Nzinga Tull was born to be an engineer. After all, engineering is the family business. Tull’s father, Knox W. Tull Jr., a civil and structural engineer, co-founded Seabrook, Maryland-based, Jackson and Tull, a full-service technology company that provides services in aerospace, manufacturing, national security, robotics, civil engineering, and information systems. A 1997 dual degree engineering program graduate of Spelman College and Georgia Institute of Technology, Tull could only see benefits in making a five-year commitment to have degrees from two of the best institutions in the nation.
“I enrolled in DDEP because I wanted to attend Spelman College but also wanted to get an engineering degree, and I had no problem with the five-year commitment. It made sense given the curriculum and the fact that I would be finishing with two degrees at the end of the five years,” said the aerospace systems engineer and education advocate. “DDEP is important because it allows students to have the best of both worlds: a well-rounded and top-notch undergraduate education with the rich cultural grounding and unparalleled network of AUC institutions as well as access to a top engineering school education and resources.”
Created to increase the number of minorities entering engineering and technology, the program was first established in 1969 when Morehouse College entered a dual-degree relationship with Georgia Tech. The following year in 1970, Clark College, Morris Brown College, and Spelman College entered the agreement entered the Atlanta University Center-Georgia Tech Dual Degree Program in Engineering. Currently, the program is comprised of AUC Consortium institutions, Clark Atlanta University, Morehouse College and Spelman College.

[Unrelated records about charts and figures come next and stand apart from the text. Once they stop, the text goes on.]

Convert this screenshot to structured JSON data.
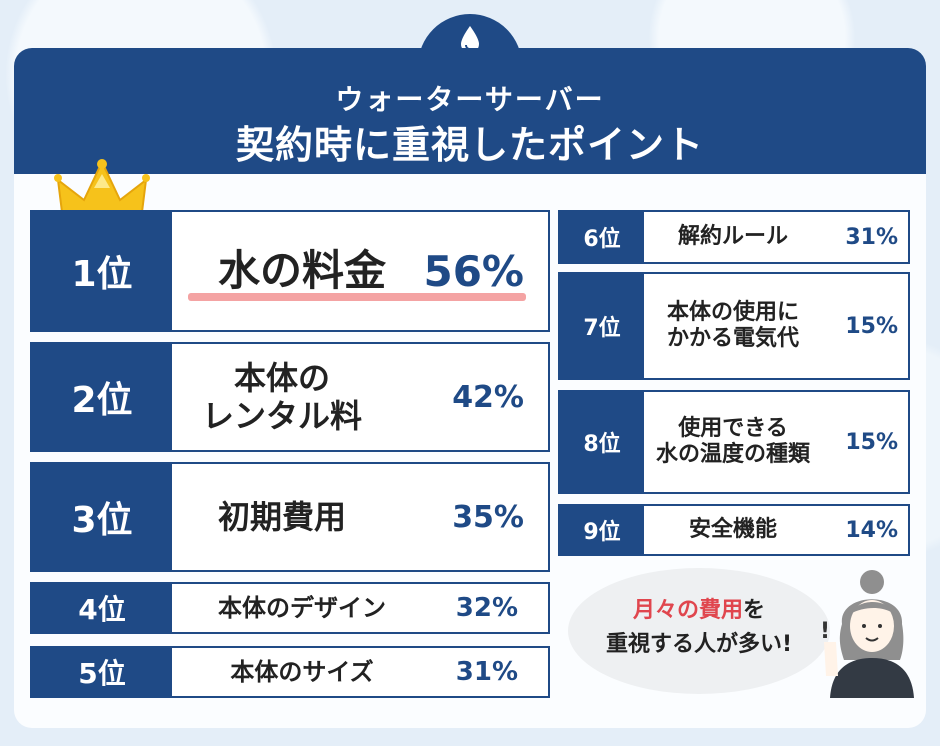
{
  "title": {
    "line1": "ウォーターサーバー",
    "line2": "契約時に重視したポイント"
  },
  "chart_data": {
    "type": "table",
    "ranks": [
      {
        "rank": "1位",
        "label_lines": [
          "水の料金"
        ],
        "percent": 56,
        "percent_label": "56%"
      },
      {
        "rank": "2位",
        "label_lines": [
          "本体の",
          "レンタル料"
        ],
        "percent": 42,
        "percent_label": "42%"
      },
      {
        "rank": "3位",
        "label_lines": [
          "初期費用"
        ],
        "percent": 35,
        "percent_label": "35%"
      },
      {
        "rank": "4位",
        "label_lines": [
          "本体のデザイン"
        ],
        "percent": 32,
        "percent_label": "32%"
      },
      {
        "rank": "5位",
        "label_lines": [
          "本体のサイズ"
        ],
        "percent": 31,
        "percent_label": "31%"
      },
      {
        "rank": "6位",
        "label_lines": [
          "解約ルール"
        ],
        "percent": 31,
        "percent_label": "31%"
      },
      {
        "rank": "7位",
        "label_lines": [
          "本体の使用に",
          "かかる電気代"
        ],
        "percent": 15,
        "percent_label": "15%"
      },
      {
        "rank": "8位",
        "label_lines": [
          "使用できる",
          "水の温度の種類"
        ],
        "percent": 15,
        "percent_label": "15%"
      },
      {
        "rank": "9位",
        "label_lines": [
          "安全機能"
        ],
        "percent": 14,
        "percent_label": "14%"
      }
    ]
  },
  "callout": {
    "highlight": "月々の費用",
    "line1_rest": "を",
    "line2": "重視する人が多い!"
  },
  "icons": {
    "header": "water-drop-icon",
    "top_rank": "crown-icon",
    "character": "woman-character-icon"
  },
  "colors": {
    "navy": "#1f4a86",
    "underline": "#f4a3a3",
    "highlight": "#e0464e",
    "crown": "#f6c21b"
  }
}
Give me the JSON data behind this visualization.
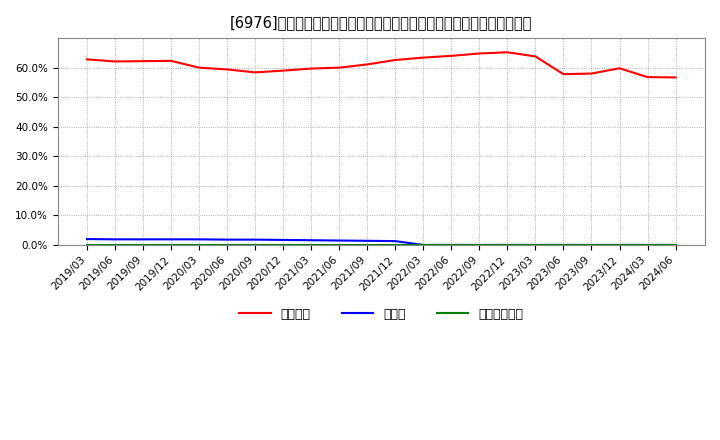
{
  "title": "[6976]　自己資本、のれん、繰延税金資産の総資産に対する比率の推移",
  "x_labels": [
    "2019/03",
    "2019/06",
    "2019/09",
    "2019/12",
    "2020/03",
    "2020/06",
    "2020/09",
    "2020/12",
    "2021/03",
    "2021/06",
    "2021/09",
    "2021/12",
    "2022/03",
    "2022/06",
    "2022/09",
    "2022/12",
    "2023/03",
    "2023/06",
    "2023/09",
    "2023/12",
    "2024/03",
    "2024/06"
  ],
  "equity_ratio": [
    0.628,
    0.621,
    0.622,
    0.623,
    0.6,
    0.594,
    0.584,
    0.59,
    0.597,
    0.6,
    0.611,
    0.626,
    0.634,
    0.64,
    0.648,
    0.652,
    0.638,
    0.578,
    0.58,
    0.598,
    0.568,
    0.567
  ],
  "goodwill_ratio": [
    0.02,
    0.019,
    0.019,
    0.019,
    0.019,
    0.018,
    0.018,
    0.017,
    0.016,
    0.015,
    0.014,
    0.013,
    0.0,
    0.0,
    0.0,
    0.0,
    0.0,
    0.0,
    0.0,
    0.0,
    0.0,
    0.0
  ],
  "deferred_tax_ratio": [
    0.0,
    0.0,
    0.0,
    0.0,
    0.0,
    0.0,
    0.0,
    0.0,
    0.0,
    0.0,
    0.0,
    0.0,
    0.0,
    0.0,
    0.0,
    0.0,
    0.0,
    0.0,
    0.0,
    0.0,
    0.0,
    0.0
  ],
  "equity_color": "#ff0000",
  "goodwill_color": "#0000ff",
  "deferred_tax_color": "#008000",
  "background_color": "#ffffff",
  "plot_bg_color": "#ffffff",
  "grid_color": "#999999",
  "ylim": [
    0.0,
    0.7
  ],
  "yticks": [
    0.0,
    0.1,
    0.2,
    0.3,
    0.4,
    0.5,
    0.6
  ],
  "legend_labels": [
    "自己資本",
    "のれん",
    "繰延税金資産"
  ],
  "title_fontsize": 10.5,
  "tick_fontsize": 7.5,
  "legend_fontsize": 9
}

Today, approximately 1,500 engineering students have graduated through AUC DDEP’s 3+2 curriculum (three years matriculation at an Atlanta University Center institution and two years at a partnering engineering institution). The partnership has expanded from Georgia Tech to now include Auburn University, Clarkson University, Indiana University-Purdue University Indianapolis, Missouri University of Science and Technology, North Carolina A&T State University, Rensselaer Polytechnic Institute, Rochester Institute of Technology, University of Alabama in Huntsville, University of Florida, University of Michigan, and University of Notre Dame.
Annually, for years, the top-producing baccalaureate engineering degrees for African-Americans have come from two AUCC feeder institutions – North Carolina A&T State University and Georgia Tech.
“The significance of this program is validated every year by feedback from our corporate sponsors and engineering school partners who state the value of our program,” said Denise Holmes, director of DDEP and Career Planning and Placement Service for AUCC. “The holistic student development that takes place at the Consortium schools uniquely prepares our students for the global marketplace in a way that is unparalleled at majority institutions.”
The ebb and flow of dual degree majors in the AUCC program reflects an overall trend in the industry, with numbers for African-Americans really taking a dive from 2005 to 2011, according to an “Engineering by the Numbers” report done by the American Society for Engineering Education. The exception was Hispanics whose numbers have steadily increased over the years.